Depending on the sampling rate you chose for each individual connection in your XML or CSV file, you'll be harvesting more or less thread dumps. Since your client memory is limited, you'll have to be careful and avoid selecting very large time windows, and also avoid using attribute-less queries or queries with combinations of attributes that aren't selective.
In most cases, you only need a few samples (a few minutes worth of data) harvested on a single JVM.
However, if you insist on retrieving large batches of thread dumps, you can increase your client memory size via the java -Xmx option. All you have to do is add this option to the JAVA_OPTS variable of the startClient file in your bin folder :
Here are a few bits of information on how we implemented certain aspects of the collector. They could be useful to you if you're going to use the collector extensively.
The TTL value set in the collector's config file is translated into an expiration constraint at index level in mongoDB. You can read https://docs.mongodb.org/manual/core/index-ttl/ to understand how that works. This way, no tedious housekeeping jobs have to be executed, mongoDB takes care of it for you.
There are two key collections in the store.

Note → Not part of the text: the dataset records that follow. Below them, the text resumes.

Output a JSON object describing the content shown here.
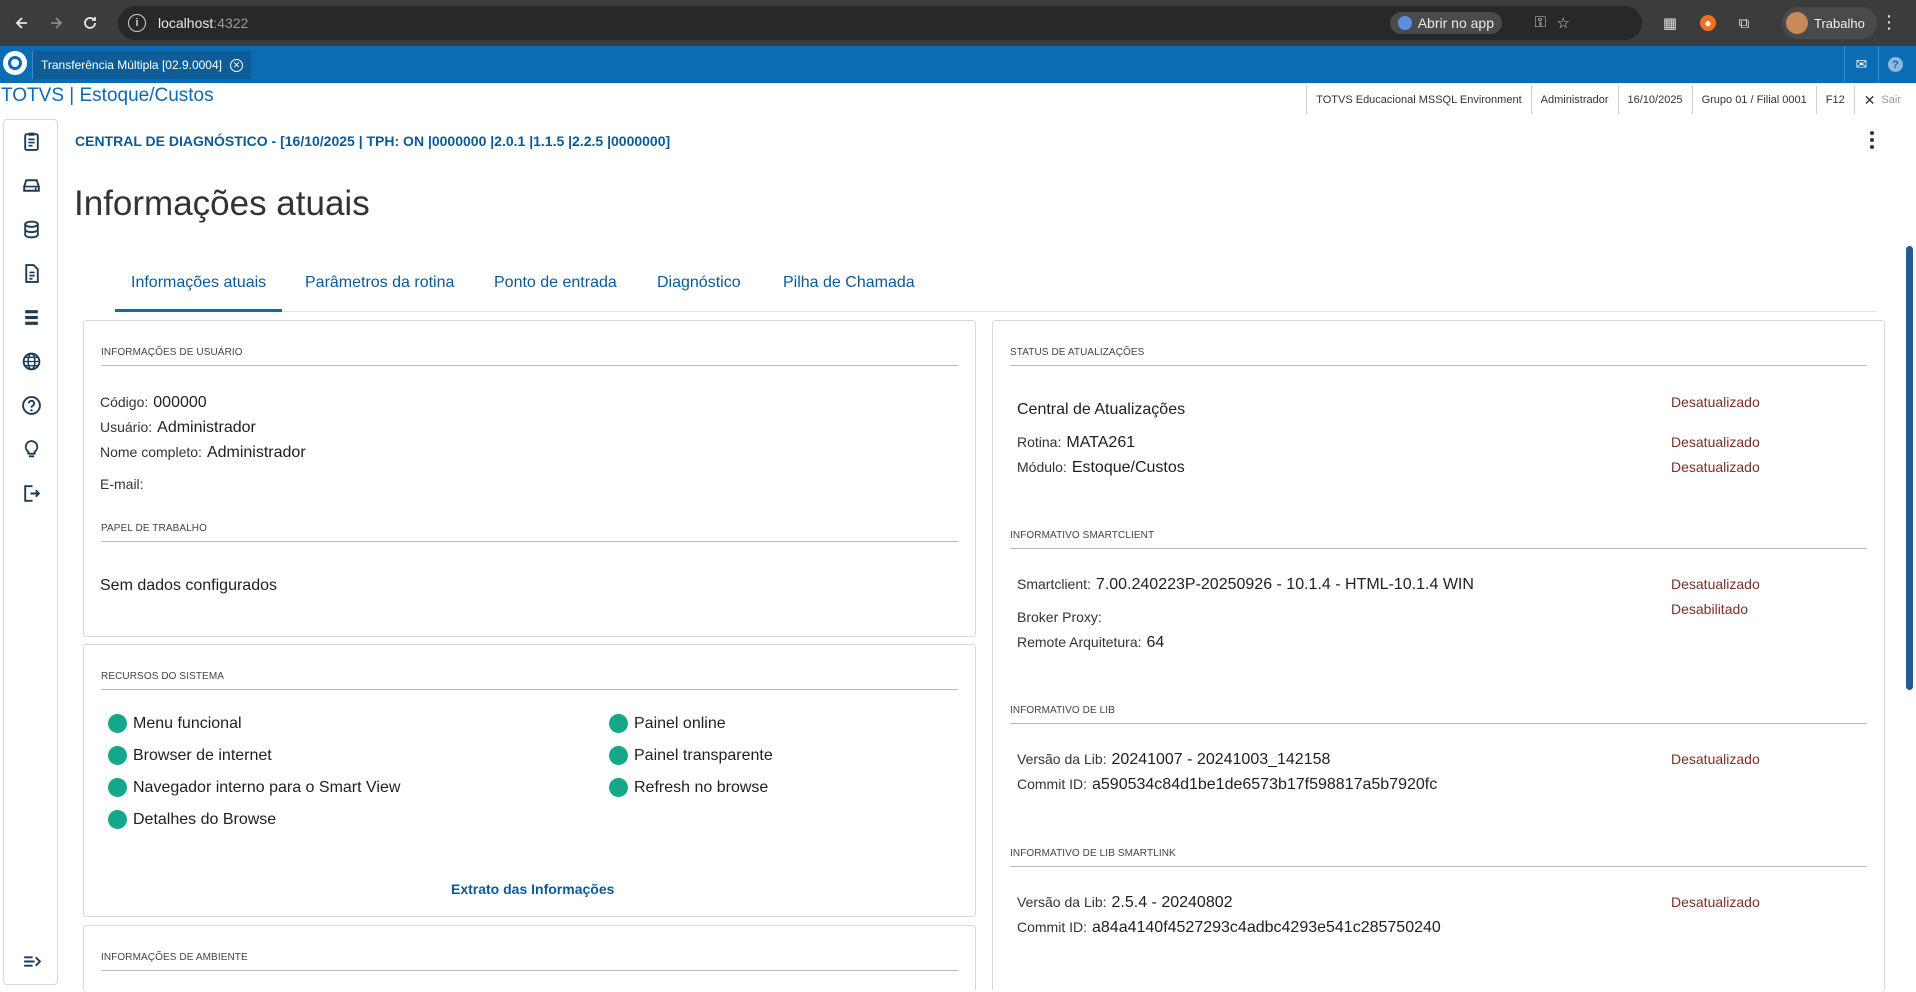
{
  "browser": {
    "url_host": "localhost",
    "url_port": ":4322",
    "open_app_label": "Abrir no app",
    "profile_label": "Trabalho"
  },
  "app": {
    "tab_title": "Transferência Múltipla [02.9.0004]",
    "brand": "TOTVS | Estoque/Custos",
    "status": {
      "environment": "TOTVS Educacional MSSQL Environment",
      "user": "Administrador",
      "date": "16/10/2025",
      "branch": "Grupo 01 / Filial 0001",
      "shortcut": "F12",
      "exit": "Sair"
    }
  },
  "header": {
    "diagnostic_title": "CENTRAL DE DIAGNÓSTICO - [16/10/2025 | TPH: ON |0000000 |2.0.1 |1.1.5 |2.2.5 |0000000]",
    "page_title": "Informações atuais"
  },
  "tabs": [
    {
      "label": "Informações atuais"
    },
    {
      "label": "Parâmetros da rotina"
    },
    {
      "label": "Ponto de entrada"
    },
    {
      "label": "Diagnóstico"
    },
    {
      "label": "Pilha de Chamada"
    }
  ],
  "user_info": {
    "title": "INFORMAÇÕES DE USUÁRIO",
    "code_label": "Código:",
    "code_value": "000000",
    "user_label": "Usuário:",
    "user_value": "Administrador",
    "fullname_label": "Nome completo:",
    "fullname_value": "Administrador",
    "email_label": "E-mail:"
  },
  "work_paper": {
    "title": "PAPEL DE TRABALHO",
    "empty_text": "Sem dados configurados"
  },
  "resources": {
    "title": "RECURSOS DO SISTEMA",
    "items": [
      {
        "label": "Menu funcional"
      },
      {
        "label": "Browser de internet"
      },
      {
        "label": "Navegador interno para o Smart View"
      },
      {
        "label": "Detalhes do Browse"
      },
      {
        "label": "Painel online"
      },
      {
        "label": "Painel transparente"
      },
      {
        "label": "Refresh no browse"
      }
    ],
    "link": "Extrato das Informações",
    "status_color": "#11a98a"
  },
  "env_info": {
    "title": "INFORMAÇÕES DE AMBIENTE"
  },
  "updates": {
    "title": "STATUS DE ATUALIZAÇÕES",
    "central_label": "Central de Atualizações",
    "central_status": "Desatualizado",
    "routine_label": "Rotina:",
    "routine_value": "MATA261",
    "routine_status": "Desatualizado",
    "module_label": "Módulo:",
    "module_value": "Estoque/Custos",
    "module_status": "Desatualizado"
  },
  "smartclient": {
    "title": "INFORMATIVO SMARTCLIENT",
    "sc_label": "Smartclient:",
    "sc_value": "7.00.240223P-20250926 - 10.1.4 - HTML-10.1.4 WIN",
    "sc_status": "Desatualizado",
    "broker_label": "Broker Proxy:",
    "broker_status": "Desabilitado",
    "arch_label": "Remote Arquitetura:",
    "arch_value": "64"
  },
  "lib": {
    "title": "INFORMATIVO DE LIB",
    "version_label": "Versão da Lib:",
    "version_value": "20241007 - 20241003_142158",
    "version_status": "Desatualizado",
    "commit_label": "Commit ID:",
    "commit_value": "a590534c84d1be1de6573b17f598817a5b7920fc"
  },
  "lib_smartlink": {
    "title": "INFORMATIVO DE LIB SMARTLINK",
    "version_label": "Versão da Lib:",
    "version_value": "2.5.4 - 20240802",
    "version_status": "Desatualizado",
    "commit_label": "Commit ID:",
    "commit_value": "a84a4140f4527293c4adbc4293e541c285750240"
  },
  "colors": {
    "brand_blue": "#0b6bb3",
    "warn_red": "#7d2e24",
    "ok_green": "#11a98a"
  }
}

That collection will grow initially, but since we're only persisting distinct stacktraces (by calculating a hash value), that collection size will eventually approach a bounded value. You don't need to worry about the size of that collection anymore after a few days but expect big bumps when adding a completely new application to your connection list.
That collection grows continuously if you set the TTL value to 0. Otherwise, mongoDB will take care of removing the oldest entries for you every few minutes, thus effectively capping that collection.
The resulting effect of setting a TTL value is that you'll indirectly cap the maximum size that the thread dump collection will be able to reach. Setting this value to 0 will result in an uncapped collection size (fyi, this behaviour has been modified by us, that's not the way mongoDB interprets a 0 value).
Per default, the collector will only set an index on the hash value of the stacktrace collection (the attribute is called "hashcode"), and on the "timestamp" attribute of the threaddump collection.
If you notice that the stacktrace count and retrieval times are unusually high, it means you're either querying an "unreasonable" amount of stacktraces or that your stacktraces are not flagged and organized properly. You'll want to add more specific attributes in the definition of your JMX connections. In certain cases, you may want to add a custom secondary index on some of these attributes. Maybe even a compound index.